A new temporary faculty position is opening up the University to the ideas of innovators and creative thinkers in the American Jewish community.Jewish philanthropist Charles Bronfman is sponsoring an open competition for a two-year visiting professorship at the University.

Applicants must submit five-page proposals explaining an idea that "will transform how the Jewish community thinks about itself," according to the online job posting. A symposium for finalists will be held in February or March. A decision will follow soon after.

"My hope is that among these dozens and dozens of people that have written to me, there will truly be some whose thinking about the community will move us in totally new directions," said Prof. Jonathan Sarna (NEJS), who's administering the competition and will select the winner. He said he couldn't disclose any information about submitted ideas.

The winner will receive an estimated $110,000 salary as the Charles R. Bronfman Visiting Chair in Jewish Communal Innovation, and will have two years at Brandeis to publish a book based on the idea. The visiting professor will teach one course per semester and present visiting lectures next fall. Sarna said the specifics of the course won't be determined until the winner is chosen.

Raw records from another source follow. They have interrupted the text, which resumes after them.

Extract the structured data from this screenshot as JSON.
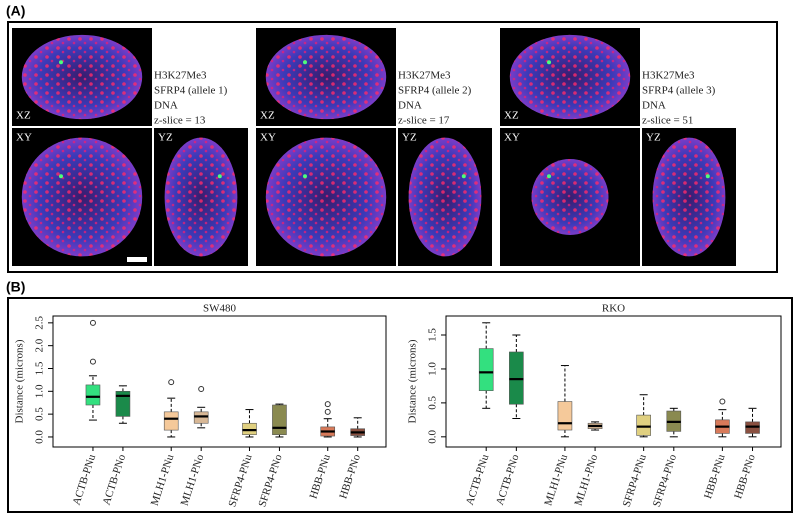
{
  "panel_labels": [
    "(A)",
    "(B)"
  ],
  "panel_a": {
    "cells": [
      {
        "views": [
          "XZ",
          "XY",
          "YZ"
        ],
        "legend": [
          {
            "text": "H3K27Me3",
            "color": "#ff2020"
          },
          {
            "text": "SFRP4 (allele 1)",
            "color": "#30d030"
          },
          {
            "text": "DNA",
            "color": "#1010ff"
          },
          {
            "text": "z-slice = 13",
            "color": "#222222"
          }
        ]
      },
      {
        "views": [
          "XZ",
          "XY",
          "YZ"
        ],
        "legend": [
          {
            "text": "H3K27Me3",
            "color": "#ff2020"
          },
          {
            "text": "SFRP4 (allele 2)",
            "color": "#30d030"
          },
          {
            "text": "DNA",
            "color": "#1010ff"
          },
          {
            "text": "z-slice = 17",
            "color": "#222222"
          }
        ]
      },
      {
        "views": [
          "XZ",
          "XY",
          "YZ"
        ],
        "legend": [
          {
            "text": "H3K27Me3",
            "color": "#ff2020"
          },
          {
            "text": "SFRP4 (allele 3)",
            "color": "#30d030"
          },
          {
            "text": "DNA",
            "color": "#1010ff"
          },
          {
            "text": "z-slice = 51",
            "color": "#222222"
          }
        ]
      }
    ]
  },
  "chart_data": [
    {
      "type": "box",
      "title": "SW480",
      "y_label": "Distance (microns)",
      "categories": [
        "ACTB-PNu",
        "ACTB-PNo",
        "MLH1-PNu",
        "MLH1-PNo",
        "SFRP4-PNu",
        "SFRP4-PNo",
        "HBB-PNu",
        "HBB-PNo"
      ],
      "colors": [
        "#33e07f",
        "#1a8a4a",
        "#f5c99a",
        "#d8b896",
        "#e0d080",
        "#8a8a50",
        "#d87a5a",
        "#8a5040"
      ],
      "whisker_low": [
        0.37,
        0.3,
        0.0,
        0.2,
        0.0,
        0.0,
        0.0,
        0.0
      ],
      "q1": [
        0.7,
        0.45,
        0.15,
        0.3,
        0.05,
        0.05,
        0.02,
        0.03
      ],
      "median": [
        0.88,
        0.9,
        0.4,
        0.45,
        0.15,
        0.2,
        0.12,
        0.1
      ],
      "q3": [
        1.14,
        1.0,
        0.55,
        0.55,
        0.3,
        0.7,
        0.22,
        0.18
      ],
      "whisker_high": [
        1.34,
        1.12,
        0.85,
        0.65,
        0.6,
        0.72,
        0.4,
        0.42
      ],
      "outliers": [
        [
          2.5,
          1.65
        ],
        [],
        [
          1.2
        ],
        [
          1.05
        ],
        [],
        [],
        [
          0.55,
          0.72
        ],
        []
      ],
      "ylim": [
        -0.22,
        2.65
      ],
      "yticks": [
        {
          "value": 0,
          "label": "0.0"
        },
        0.5,
        {
          "value": 1,
          "label": "1.0"
        },
        1.5,
        {
          "value": 2,
          "label": "2.0"
        },
        2.5
      ]
    },
    {
      "type": "box",
      "title": "RKO",
      "y_label": "Distance (microns)",
      "categories": [
        "ACTB-PNu",
        "ACTB-PNo",
        "MLH1-PNu",
        "MLH1-PNo",
        "SFRP4-PNu",
        "SFRP4-PNo",
        "HBB-PNu",
        "HBB-PNo"
      ],
      "colors": [
        "#33e07f",
        "#1a8a4a",
        "#f5c99a",
        "#d8b896",
        "#e0d080",
        "#8a8a50",
        "#d87a5a",
        "#8a5040"
      ],
      "whisker_low": [
        0.42,
        0.27,
        0.0,
        0.1,
        0.0,
        0.0,
        0.0,
        0.0
      ],
      "q1": [
        0.68,
        0.48,
        0.1,
        0.12,
        0.02,
        0.08,
        0.05,
        0.05
      ],
      "median": [
        0.95,
        0.85,
        0.2,
        0.16,
        0.15,
        0.22,
        0.15,
        0.15
      ],
      "q3": [
        1.3,
        1.25,
        0.52,
        0.2,
        0.32,
        0.38,
        0.25,
        0.22
      ],
      "whisker_high": [
        1.68,
        1.5,
        1.05,
        0.22,
        0.62,
        0.42,
        0.4,
        0.42
      ],
      "outliers": [
        [],
        [],
        [],
        [],
        [],
        [],
        [
          0.52
        ],
        []
      ],
      "ylim": [
        -0.15,
        1.78
      ],
      "yticks": [
        {
          "value": 0,
          "label": "0.0"
        },
        0.5,
        {
          "value": 1,
          "label": "1.0"
        },
        1.5
      ]
    }
  ]
}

"The aim is really to ensure that our students can spend time with this creative person, even as we want to make sure that the creative person is able to devote most of their time to working on this project," Sarna said.

Bronfman donated $1.5 million to sponsor this competition and a similar one in two years.

"The goal of this is to create a free space where a bright and creative academic could write a book that would allow the Jewish community to think a little bit about who we are, where we have come from and where we are going," said Roger Bennett, a senior vice president at the Andrea and Charles Bronfman Foundation.

Bennett said the presence of Sarna in particular, the foremost scholar on American Jewish history, makes the University an attractive place to hold this competition.

"Sarna, more than most people, has thought deeply, written deeply and led the community thinking about Jewish history and its consistent change," Bennett said. "He is one of the great thinkers we have in the [Jewish] community right now."

Sarna explained that Sears, Roebuck and Co. conducted a similar contest in 1929, awarding $10,000 to the person who best answered the question, "How can Judaism

best adjust itself to and influence modern life?" Rabbi Mordechai Kaplan, the founder of Reconstructionist Judaism, won by submitting the book Judaism as a Civilization.

"I think our hope [for this contest] is that the result will be a very brilliant book that will also have practical implications," Sarna said. "[Judaism as a Civilization] not only was a very stimulating and important book, [but] it also had very practical implications in terms of how the Jewish community should operate."

Sarna gave the Birthright Israel program, which provides free trips to Israel for Jews ages 18 to 26, as an example of the kind of idea he is looking for from this competition.

"Programs like Birthright Israel are important because we have a real problem in the Jewish community," Prof. Ellen Kellman (NEJS) said. "We are losing people and we need to figure out ways to make a Jewish life and a Jewish identity meaningful to young people coming up."

Provost Marty Krauss, who oversees faculty at the University, said this competition provides Brandeis with an opportunity to find academic contributors who aren't currently in faculty positions.

"There are many intellectuals who have progressive, new and innovative thinking about

Jewish professional leadership who are not currently in an academic setting," Krauss said. "This kind of program ought to be well-received within that cohort of people and should give us an opportunity to provide them with an appropriate venue for developing and articulating new and important ideas. That's what makes universities so special."

Krauss said she doesn't know yet whether she will formally approve the competition's winner for the two-year position, or simply consult Sarna about the choice. Although this open competition could end up awarding a temporary professorship to an individual without significant academic experience, Krauss explained that the University already has several professors just like that.

"We have a number of faculty [members] here who may or may not have a Ph.D. but come from the world of practice or professional life," she said. "We want that kind of diversity of experience here at the University, so this [program] is quite consistent with that."

Kellman, however, said the qualifications of the contest's winner should be reviewed.

"I would assume that all of the person's academic credentials are checked out, and if the person comes here, they will be an appropriate professor for Brandeis," Kellman said.